Mind over matter?
Sir: Brian Inglis, reviewing Anthony Smith's book The Mind (17 March), supports his belief in a distinction between the mind and the brain and the priority of the former over the latter with an inaccurate and misleading reference to Grey Walter's Eddington Memorial Lecture of 1969. It should be emphasised that in this, as in all his work before 1970, Walter himself accepted no such distinction or priority. On the contrary, in that lecture he argued for 'the material basis of mental and emotional activity, even in the most subtle states of imagination and affection', basing his argument on his investigation of 'the electrochemical processes that accompany and often precede' mental processes.
For example, Inglis mentions his experiment which made it possible for the subject to influence external events (switching on a television circuit) not through any movement of the body, but
through the electrical activity of the brain initiated by a deliberate effort of will and transmitted by electrodes. Inglis's interpretation is that mental events were somehow directing physical events; Walter's was that mental events were somehow following physical events — a similar experiment made it possible `to discern through an electric machine the genesis of a person's intention, to predict his decisions before he knows his own mind' — and that the two kinds of event were really two aspects of the same event. And he added that, as a physiologist, he found it 'particularly reassuring that we can identify objective accompaniments of spontaneous volition and creative reflection'.

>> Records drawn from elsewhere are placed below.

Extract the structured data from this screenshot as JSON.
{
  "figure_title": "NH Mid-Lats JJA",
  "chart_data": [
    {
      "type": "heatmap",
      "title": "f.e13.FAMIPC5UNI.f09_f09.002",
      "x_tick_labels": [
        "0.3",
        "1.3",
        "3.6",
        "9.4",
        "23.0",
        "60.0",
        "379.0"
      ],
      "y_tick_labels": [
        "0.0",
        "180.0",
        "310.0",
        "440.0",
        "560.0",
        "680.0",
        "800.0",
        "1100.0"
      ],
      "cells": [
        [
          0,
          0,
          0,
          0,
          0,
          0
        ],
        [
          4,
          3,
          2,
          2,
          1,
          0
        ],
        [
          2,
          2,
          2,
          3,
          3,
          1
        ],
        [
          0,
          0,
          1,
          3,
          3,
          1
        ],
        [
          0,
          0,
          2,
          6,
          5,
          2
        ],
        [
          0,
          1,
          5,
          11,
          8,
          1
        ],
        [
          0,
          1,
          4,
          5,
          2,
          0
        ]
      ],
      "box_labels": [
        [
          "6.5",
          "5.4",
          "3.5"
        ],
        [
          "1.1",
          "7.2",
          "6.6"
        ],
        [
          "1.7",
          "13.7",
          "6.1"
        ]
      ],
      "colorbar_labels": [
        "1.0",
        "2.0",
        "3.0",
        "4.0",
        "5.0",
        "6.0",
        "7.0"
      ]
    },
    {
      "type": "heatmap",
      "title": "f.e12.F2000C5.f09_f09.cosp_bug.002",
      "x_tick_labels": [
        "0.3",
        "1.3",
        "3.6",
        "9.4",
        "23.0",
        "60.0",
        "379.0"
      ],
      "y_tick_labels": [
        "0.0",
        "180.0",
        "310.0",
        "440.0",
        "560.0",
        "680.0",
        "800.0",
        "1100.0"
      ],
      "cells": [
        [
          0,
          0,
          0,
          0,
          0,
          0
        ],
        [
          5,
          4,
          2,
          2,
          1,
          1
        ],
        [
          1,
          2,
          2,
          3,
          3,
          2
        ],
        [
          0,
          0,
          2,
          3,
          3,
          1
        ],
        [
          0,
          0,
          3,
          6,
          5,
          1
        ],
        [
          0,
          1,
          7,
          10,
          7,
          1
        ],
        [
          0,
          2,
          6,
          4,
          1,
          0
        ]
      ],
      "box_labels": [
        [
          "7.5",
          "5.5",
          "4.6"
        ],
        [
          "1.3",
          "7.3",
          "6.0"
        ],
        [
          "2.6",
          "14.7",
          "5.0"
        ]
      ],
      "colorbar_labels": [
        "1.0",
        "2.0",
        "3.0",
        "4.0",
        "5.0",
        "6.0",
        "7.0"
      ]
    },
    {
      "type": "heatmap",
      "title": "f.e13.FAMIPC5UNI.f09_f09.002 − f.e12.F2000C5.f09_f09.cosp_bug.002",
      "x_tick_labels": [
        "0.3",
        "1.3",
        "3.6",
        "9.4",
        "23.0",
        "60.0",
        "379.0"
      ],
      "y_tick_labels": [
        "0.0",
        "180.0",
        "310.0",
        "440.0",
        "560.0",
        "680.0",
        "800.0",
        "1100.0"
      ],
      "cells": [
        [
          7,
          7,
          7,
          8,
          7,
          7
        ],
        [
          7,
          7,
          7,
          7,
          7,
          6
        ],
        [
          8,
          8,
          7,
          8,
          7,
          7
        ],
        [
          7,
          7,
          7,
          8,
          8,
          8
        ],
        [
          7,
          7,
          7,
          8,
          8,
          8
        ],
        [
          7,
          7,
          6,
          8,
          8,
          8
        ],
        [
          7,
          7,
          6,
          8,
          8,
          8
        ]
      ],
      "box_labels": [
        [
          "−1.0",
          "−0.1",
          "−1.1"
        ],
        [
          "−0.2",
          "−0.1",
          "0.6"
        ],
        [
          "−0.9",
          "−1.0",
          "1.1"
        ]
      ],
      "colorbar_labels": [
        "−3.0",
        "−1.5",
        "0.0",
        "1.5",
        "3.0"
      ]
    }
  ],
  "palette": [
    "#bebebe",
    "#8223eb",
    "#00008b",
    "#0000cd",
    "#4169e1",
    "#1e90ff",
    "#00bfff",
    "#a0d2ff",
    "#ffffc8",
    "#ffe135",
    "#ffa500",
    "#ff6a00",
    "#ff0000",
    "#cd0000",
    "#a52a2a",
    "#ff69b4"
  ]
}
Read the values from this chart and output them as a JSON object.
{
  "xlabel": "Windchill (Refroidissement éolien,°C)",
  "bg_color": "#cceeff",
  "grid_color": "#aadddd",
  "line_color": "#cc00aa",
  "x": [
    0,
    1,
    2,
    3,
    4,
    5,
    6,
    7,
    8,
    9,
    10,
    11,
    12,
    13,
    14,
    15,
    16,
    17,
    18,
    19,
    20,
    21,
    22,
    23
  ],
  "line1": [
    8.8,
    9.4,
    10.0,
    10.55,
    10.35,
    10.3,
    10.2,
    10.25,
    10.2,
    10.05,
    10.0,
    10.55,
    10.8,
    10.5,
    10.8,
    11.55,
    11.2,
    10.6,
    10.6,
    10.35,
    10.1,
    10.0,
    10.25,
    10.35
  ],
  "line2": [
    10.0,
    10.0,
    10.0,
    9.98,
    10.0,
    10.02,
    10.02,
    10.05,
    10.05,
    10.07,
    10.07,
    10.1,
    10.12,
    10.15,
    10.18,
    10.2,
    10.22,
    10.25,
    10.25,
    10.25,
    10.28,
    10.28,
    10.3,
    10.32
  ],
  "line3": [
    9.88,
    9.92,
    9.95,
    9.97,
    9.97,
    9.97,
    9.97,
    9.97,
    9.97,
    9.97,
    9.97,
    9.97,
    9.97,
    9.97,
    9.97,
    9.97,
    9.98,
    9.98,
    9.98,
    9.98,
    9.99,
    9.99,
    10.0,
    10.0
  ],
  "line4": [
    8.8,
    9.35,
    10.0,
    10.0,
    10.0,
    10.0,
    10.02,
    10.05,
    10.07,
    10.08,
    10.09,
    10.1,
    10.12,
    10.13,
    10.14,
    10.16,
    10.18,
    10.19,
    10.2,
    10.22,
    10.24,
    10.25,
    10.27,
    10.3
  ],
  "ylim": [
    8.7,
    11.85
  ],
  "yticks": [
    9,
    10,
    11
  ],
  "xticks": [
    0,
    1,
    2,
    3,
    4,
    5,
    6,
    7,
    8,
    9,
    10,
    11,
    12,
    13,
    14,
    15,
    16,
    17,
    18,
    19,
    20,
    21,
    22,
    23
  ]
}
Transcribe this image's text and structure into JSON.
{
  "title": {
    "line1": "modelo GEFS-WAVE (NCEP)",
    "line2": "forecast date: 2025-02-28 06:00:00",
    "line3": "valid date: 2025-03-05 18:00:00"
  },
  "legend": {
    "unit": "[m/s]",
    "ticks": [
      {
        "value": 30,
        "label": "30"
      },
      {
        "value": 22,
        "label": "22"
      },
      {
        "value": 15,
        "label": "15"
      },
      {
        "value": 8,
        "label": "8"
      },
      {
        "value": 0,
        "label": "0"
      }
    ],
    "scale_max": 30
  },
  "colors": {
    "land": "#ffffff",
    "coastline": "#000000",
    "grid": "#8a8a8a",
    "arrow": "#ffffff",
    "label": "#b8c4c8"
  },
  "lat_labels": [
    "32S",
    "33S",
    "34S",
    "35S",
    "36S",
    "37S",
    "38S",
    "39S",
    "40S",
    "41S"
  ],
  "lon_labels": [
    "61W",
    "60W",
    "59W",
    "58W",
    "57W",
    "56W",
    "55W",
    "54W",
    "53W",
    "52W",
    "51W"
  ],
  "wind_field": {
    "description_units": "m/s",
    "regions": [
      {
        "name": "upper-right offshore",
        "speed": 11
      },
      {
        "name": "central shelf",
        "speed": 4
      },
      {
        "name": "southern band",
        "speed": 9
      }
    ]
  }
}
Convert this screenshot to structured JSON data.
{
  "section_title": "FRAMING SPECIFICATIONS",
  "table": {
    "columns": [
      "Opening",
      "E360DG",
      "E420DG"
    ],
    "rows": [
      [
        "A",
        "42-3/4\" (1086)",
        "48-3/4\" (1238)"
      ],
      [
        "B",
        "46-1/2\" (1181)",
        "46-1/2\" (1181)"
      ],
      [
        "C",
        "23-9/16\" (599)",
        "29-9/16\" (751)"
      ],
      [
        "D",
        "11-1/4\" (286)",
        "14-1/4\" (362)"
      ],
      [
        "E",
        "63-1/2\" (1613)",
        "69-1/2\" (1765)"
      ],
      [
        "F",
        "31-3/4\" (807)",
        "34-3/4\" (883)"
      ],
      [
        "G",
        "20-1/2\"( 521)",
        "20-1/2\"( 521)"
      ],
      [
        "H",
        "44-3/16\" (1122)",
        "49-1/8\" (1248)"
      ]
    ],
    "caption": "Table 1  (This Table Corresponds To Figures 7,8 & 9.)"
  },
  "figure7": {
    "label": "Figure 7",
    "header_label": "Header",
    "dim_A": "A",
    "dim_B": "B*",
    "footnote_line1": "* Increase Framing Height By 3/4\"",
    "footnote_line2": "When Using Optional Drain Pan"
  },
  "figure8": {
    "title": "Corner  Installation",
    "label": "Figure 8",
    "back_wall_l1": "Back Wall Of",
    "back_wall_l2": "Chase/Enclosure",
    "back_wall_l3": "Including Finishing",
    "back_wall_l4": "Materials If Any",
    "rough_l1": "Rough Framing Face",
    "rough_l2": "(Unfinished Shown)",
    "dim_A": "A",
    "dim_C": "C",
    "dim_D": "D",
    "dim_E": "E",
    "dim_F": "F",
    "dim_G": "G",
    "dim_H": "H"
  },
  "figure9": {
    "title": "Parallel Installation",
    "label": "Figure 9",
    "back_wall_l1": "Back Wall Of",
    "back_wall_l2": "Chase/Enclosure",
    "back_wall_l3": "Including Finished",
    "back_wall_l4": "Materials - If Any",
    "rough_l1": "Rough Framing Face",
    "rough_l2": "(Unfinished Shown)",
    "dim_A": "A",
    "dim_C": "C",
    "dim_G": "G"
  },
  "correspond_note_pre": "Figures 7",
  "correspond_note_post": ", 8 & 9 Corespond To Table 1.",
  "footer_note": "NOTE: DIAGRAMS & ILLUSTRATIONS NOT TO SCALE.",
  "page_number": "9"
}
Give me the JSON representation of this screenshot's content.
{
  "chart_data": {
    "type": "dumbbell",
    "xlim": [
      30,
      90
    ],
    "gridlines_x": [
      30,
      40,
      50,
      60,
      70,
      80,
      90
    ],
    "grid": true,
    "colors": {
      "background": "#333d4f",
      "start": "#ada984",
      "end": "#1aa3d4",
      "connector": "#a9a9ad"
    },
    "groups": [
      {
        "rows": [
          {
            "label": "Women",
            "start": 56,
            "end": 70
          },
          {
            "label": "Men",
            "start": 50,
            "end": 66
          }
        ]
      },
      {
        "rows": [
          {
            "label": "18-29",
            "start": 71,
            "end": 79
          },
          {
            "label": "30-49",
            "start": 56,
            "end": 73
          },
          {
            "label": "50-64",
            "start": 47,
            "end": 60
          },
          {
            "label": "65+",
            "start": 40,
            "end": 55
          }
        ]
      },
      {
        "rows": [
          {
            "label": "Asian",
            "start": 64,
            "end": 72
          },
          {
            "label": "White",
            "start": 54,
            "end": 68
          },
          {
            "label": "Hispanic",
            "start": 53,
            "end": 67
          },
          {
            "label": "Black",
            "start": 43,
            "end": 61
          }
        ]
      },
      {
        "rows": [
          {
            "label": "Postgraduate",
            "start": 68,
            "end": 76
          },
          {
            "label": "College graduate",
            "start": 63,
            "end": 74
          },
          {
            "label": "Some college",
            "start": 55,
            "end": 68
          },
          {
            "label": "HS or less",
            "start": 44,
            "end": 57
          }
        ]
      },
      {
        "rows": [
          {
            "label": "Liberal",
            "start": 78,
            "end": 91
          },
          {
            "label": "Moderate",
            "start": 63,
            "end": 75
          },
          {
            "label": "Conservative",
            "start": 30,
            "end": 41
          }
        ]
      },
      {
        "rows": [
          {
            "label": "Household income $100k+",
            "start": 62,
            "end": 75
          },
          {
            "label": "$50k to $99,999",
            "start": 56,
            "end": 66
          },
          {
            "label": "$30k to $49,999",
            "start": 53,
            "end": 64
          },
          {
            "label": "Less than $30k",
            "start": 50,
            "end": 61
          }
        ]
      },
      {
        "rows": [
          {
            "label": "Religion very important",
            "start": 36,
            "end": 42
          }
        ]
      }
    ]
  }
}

The point is that, despite Inglis's implication, Walter was not a dualist. When he began his career half a century ago he was a disciple of Pavlov; like Pavlov, he avoided the word 'mind', preferring `mentality', which he defined as 'a function of the brain' (or, more technically, as 'the rate of change of behaviour' of the brain), conversely describing the brain as 'the organ of mentality'. Even in his ventures into parapsychology during the 1960s, he concentrated on what he called 'the neurophysiological aspects' or 'physio-. logical correlates' of paranormal mentality, and recognised no distinction between the two phenomena. His position in the mind- brain debate was a rather mystical version of mechanistic monism, based on the theory of cybernetics and the practice of electroencephalography. It may be added that the mystical element increased dramatically after 1970 — ironically, when he suffered severe brain damage in a road accident which ended his career.